In short, the conservation project's earliest detractors saw the results as not being true to the spirit of the original buildings.

To be sure, a walk around Chinatown, Little India, Emerald Hill or the Katong/Joo Chiat area where clusters of these old houses now stand restored, will show that they are not what today's old-timers can recall from the reservoirs of yesterday's memories.

Moreover, today's youngsters enjoying life by the riverside pubs and restaurants in Clarke and Boat quays will probably have little inkling about the historic significance of the buildings in which they make merry.

Yet, there is nothing wrong with the spruced-up shophouses not looking at all as some Singaporeans remember them, because if they do, then the millions of dollars spent on restoration would have been wasted.

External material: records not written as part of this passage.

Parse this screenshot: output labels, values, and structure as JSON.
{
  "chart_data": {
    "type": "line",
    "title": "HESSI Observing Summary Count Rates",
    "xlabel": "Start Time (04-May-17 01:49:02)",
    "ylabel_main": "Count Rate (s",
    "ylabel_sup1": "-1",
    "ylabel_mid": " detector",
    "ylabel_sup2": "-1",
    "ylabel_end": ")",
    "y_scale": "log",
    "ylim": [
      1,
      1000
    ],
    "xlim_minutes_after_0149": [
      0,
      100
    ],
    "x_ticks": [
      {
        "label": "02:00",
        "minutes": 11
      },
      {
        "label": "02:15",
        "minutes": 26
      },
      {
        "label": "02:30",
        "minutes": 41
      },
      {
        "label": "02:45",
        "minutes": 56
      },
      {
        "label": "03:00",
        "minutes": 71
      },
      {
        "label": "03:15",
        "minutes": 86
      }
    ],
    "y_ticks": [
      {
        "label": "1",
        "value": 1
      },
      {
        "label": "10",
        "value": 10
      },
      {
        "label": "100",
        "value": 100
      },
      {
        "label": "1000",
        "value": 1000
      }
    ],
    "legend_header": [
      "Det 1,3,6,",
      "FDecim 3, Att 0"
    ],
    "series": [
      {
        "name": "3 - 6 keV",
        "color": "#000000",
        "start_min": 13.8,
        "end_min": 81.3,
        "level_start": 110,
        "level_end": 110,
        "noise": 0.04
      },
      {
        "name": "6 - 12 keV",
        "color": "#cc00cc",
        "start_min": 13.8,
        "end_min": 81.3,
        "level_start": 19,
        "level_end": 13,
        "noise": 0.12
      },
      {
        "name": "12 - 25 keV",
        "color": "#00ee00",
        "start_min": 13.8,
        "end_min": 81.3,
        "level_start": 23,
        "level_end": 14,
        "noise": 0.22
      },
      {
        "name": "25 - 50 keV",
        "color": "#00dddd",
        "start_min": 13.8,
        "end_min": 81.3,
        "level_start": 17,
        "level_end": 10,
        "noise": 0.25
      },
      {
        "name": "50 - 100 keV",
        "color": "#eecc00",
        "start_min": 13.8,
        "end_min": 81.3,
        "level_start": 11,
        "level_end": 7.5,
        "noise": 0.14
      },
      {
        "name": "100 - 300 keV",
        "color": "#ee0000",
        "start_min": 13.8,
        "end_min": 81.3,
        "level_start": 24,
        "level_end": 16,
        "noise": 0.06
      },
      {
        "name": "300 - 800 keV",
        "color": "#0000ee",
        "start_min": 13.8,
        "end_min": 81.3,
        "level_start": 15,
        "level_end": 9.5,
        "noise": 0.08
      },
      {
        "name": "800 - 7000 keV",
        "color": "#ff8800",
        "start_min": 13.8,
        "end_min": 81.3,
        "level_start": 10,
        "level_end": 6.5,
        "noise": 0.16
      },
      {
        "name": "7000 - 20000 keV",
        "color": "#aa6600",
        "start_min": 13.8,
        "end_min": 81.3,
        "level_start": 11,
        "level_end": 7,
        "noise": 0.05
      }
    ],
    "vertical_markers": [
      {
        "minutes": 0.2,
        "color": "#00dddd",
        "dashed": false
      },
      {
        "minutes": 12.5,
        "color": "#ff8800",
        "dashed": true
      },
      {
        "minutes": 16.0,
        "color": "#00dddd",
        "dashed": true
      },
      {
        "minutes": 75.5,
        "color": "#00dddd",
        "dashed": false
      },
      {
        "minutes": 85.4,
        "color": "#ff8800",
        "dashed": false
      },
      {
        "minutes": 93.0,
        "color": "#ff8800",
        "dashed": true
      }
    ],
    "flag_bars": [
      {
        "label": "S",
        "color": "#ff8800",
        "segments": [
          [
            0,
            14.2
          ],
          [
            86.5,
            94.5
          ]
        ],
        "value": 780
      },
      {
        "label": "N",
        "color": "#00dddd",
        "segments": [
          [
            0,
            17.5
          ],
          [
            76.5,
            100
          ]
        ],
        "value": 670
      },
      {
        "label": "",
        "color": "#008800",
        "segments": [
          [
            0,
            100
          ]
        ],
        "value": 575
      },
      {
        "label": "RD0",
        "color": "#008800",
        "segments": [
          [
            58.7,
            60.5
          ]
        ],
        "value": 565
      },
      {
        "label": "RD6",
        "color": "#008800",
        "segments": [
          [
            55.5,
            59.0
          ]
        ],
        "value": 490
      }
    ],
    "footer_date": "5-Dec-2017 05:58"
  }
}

This is because what we remember was the lowest point of their existence, when they had degenerated into dilapidated tenements, housing the poorest of the poor in overcrowded unsanitary conditions.

Moss covered their roof tiles while little trees sprang from cracks in their walls, blackened with age and dirt.

In was in one such house that Mr Lim Kim San, now 81 and head of Singapore Press Holdings, had found the needed inspiration to throw himself into the task of solving Singapore's housing problems in the early '60s.

He visited houses in Upper Nanking Road to see for himself the reality of overcrowding and recalled thus in Melanie Chew's book on Singapore's pioneers: "I went into a three-storey shophouse with one lavatory and two bathrooms.

"We counted 200 tenants living there. It was so dark and damp. It was an inhuman and degrading existence.

"Underneath the staircase was a single plank. A man was lying on the plank. He had rented it. That was his home!"

None of Singapore's historic shophouses had started life shabby and rickety, of course. They only grew that way with the passage of time, when one generation of the shophouse form was succeeded by another more sophisticated and better-built, in line with Singapore's economic progress.

The earlier ones then lost their status as their owners moved out and on, and new residents divided and subdivided the older houses to accommodate each wave of new immigrants into Singapore.

One octogenarian I know, who grew up in Boon Tat Street, remembers that even in his youth, his neighbourhood was lined with older houses where indentured labour and other new arrivals were kept. He, of course, lived in the more salubrious shophouses of those days.

What conservation has done is to take these shophouses back to the days when they were in their prime and then outfitted them for current use, with modern sanitation, lighting and other comforts suitable for today's aspirations.

Thus the old order yieldeth making place for new and good fulfills itself in many economic ways.

Similarly, Great World Amusement Park is no more, but for today's young, new memories will spring from Great World City, as they are springing from yesteryear's shophouses dressed in '90s-made garb.